Yeah, I have friends with TWH/SSH's and they breed a few mares every year for gaited mules. Sometimes it works, sometimes it doesn't. Still, even a non-gaited mule is worth some money, especially with spots. A nice-temperamented mule from a good mare is an animal in demand far more than horses. Their non-gaited mules always sell very easily as weanlings. The gaited ones are held onto, started under saddle, and sold for big money.


----------



## loosie (Jun 19, 2008)

Oh I wish - I reckon when god created horses, she painted the good ones... and stretched the ears on the best!
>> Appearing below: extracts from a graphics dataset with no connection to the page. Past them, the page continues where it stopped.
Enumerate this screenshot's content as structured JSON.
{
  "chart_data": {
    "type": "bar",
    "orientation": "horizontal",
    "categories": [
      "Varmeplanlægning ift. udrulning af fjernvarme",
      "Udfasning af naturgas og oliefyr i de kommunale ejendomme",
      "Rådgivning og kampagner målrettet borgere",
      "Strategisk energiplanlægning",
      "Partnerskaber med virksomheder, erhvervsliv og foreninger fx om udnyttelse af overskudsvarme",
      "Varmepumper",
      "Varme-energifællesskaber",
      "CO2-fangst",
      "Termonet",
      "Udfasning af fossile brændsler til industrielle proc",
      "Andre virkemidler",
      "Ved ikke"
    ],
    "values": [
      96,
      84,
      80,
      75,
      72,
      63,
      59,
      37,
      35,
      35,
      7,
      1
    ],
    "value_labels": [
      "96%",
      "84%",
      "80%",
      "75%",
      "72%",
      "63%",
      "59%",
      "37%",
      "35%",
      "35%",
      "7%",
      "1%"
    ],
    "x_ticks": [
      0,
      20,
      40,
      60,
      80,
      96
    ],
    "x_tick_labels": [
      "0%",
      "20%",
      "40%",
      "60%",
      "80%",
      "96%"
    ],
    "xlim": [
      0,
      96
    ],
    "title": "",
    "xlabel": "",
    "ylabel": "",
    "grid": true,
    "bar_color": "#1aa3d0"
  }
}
Mules are quite rare over here, but I've always wanted one.


----------



## Avna (Jul 11, 2015)

AtokaGhosthorse said:


> It's like body roll in a car.
> 
> 
> These horses, apparently, have a lot of easy rocking motion, in any gait, very little body roll.
> ...


I think there were always gaited mules. You can't really "develop" mules can you? They are a one-off creation. Anybody who put a gaited mare to a donkey could reasonably hope to get a gaited mule, right? Or is there more to it than I imagine?


----------



## SilverMaple (Jun 24, 2017)

The Paso and Criollo gaited mules in other parts of the Americas are often stunning animals. Quality through and through.


----------